Mehozumab‐DM1 treatment induced RIPK‐dependent tumor cell necroptosis through inhibiting IκB kinase / NF‐κB pathway. A) Annexin V/7‐AAD apoptosis analysis by flow cytometry in MHCC97‐H cells (left) and Huh‐7 cells (right) after 30 and 60 µg mL⁻¹ ADC treatment for 72 h. Independent Student's t test was used to compare the mean expression level of two different groups. ^*p < 0.05, ^**p < 0.01, ^*** p < 0.001, ns, not significant. B) Immunoblotting analysis to detect the necroptosis markers RIPK3 and MLKL in Huh‐7 cells, after 24 and 48 h Mehozumab‐DM1 treatment.
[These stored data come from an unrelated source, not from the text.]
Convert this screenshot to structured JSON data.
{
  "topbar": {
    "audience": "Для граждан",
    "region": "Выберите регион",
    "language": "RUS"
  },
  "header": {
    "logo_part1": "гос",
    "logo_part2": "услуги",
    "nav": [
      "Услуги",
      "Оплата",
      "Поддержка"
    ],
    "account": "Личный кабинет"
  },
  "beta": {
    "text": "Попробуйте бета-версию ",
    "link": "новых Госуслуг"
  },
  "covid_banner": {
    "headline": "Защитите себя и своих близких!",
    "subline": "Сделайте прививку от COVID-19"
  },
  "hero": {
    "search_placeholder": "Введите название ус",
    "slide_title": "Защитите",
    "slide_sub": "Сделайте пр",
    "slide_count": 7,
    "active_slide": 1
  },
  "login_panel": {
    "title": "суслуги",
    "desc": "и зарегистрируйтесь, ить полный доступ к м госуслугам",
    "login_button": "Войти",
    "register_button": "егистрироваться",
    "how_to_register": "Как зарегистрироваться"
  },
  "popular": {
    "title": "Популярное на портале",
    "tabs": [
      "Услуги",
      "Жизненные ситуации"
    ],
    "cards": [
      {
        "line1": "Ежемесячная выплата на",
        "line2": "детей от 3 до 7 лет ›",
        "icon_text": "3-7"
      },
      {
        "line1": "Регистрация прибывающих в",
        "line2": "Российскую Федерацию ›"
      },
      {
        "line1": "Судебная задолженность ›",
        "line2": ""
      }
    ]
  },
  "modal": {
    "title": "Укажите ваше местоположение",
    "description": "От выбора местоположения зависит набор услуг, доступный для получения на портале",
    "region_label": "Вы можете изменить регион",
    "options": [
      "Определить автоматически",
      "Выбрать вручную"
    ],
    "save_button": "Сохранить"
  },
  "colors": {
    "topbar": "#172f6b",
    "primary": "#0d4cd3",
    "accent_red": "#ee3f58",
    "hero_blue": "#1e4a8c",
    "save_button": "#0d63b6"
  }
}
C) GSEA enrichment analysis of NF‐κB pathway in differential genes between control and ADC treatment cynomolgus monkey. D) Immunoblotting analysis of TNFAIP3/A20 (tumor necrosis factor alpha‐induced protein 3), phosphorylated IKK (inhibitor of kappa B kinase), and P65 (nuclear factor kappa B p65) after 24 and 48 h Mehozumab‐DM1 treatment. E) Diagram to summarize the mechanisms that Mehozumab‐DM1 inhibits hepatoma growth in HCC patients that are resistant to targeted therapy. Mehozumab‐DM1 was effectively internalized by cancer cells to release the payload, thereby inhibiting microtubule assembly and cell mitosis. Besides, Mehozumab‐DM1 induced RIPK‐dependent cell necroptosis by inhibiting the IκB kinase/NF‐κB pathway caused by inhibiting CD147‐induced changes in programmed cell death signaling. Furthermore, cell necroptosis causes cell membrane damage, the free payload was released outside the cell, thereby enhancing the bystander effect of ADC.